Sure, they were only served once a week and, sure, they were only 34 percent made from turkey, but good lord did we love them. Now, after so many years, there are calls from the British public to bring them back.
Kirsty Rogers has started a petition on Change.org, calling for as many signatures as possible.
She wrote: "I used to live off turkey twizzlers. Used to make sure my mum stocked up. But to think my kids will never experience the taste of them makes me want to get this petition as far as possible. So come on, you twizzlers lovers - get signing."
And now it's got a grand total of over 19,000 signatures. Go on, Kirsty.
They might not be the healthiest choice we could put in our gobs... but dammit, we want that choice to be our own.
Impressively, twizzlers were made up of 40 ingredients, including water, pork fat, rusk, wheat starch, three sweeteners, hardened or hydrogenated vegetable oil and colourings and flavourings. Yeah - not just turkey. We told you.
The company that made the delicious treat, Bernard Matthews, was understandably fuming when the decision was made to remove the scran from school lunches.
At the time, managing director David Joll said: "We have been unfairly treated. Turkey is the least fatty of all meats.

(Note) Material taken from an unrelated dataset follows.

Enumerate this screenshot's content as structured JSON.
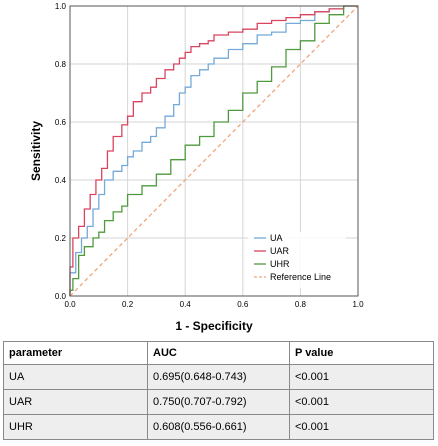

The new Twizzlers have only a third the fat level of the average pork sausage, yet you don't hear Jamie Oliver telling people not to eat sausages."
A milkshake featured on his website had a whopping 46 teaspoons of sugar - the equivalent of 186g. The Cookies and Cream drink, served in a chocolate cup and with a dozen cookies, contains more than six times the daily sugar allowance for a child.
And yet this is the bloke who got rid of the twizzler and also wanted to ban two-for-one pizzas. Again, we get that he's trying to make the world a healthier place but come on. We need to take joy where we can find it in this life.
Hopefully this petition gets enough signatures so that politicians can pause chat on Brexit, police pay rises and the NHS, and focus on the more important things at hand: our goddamn twizzlers.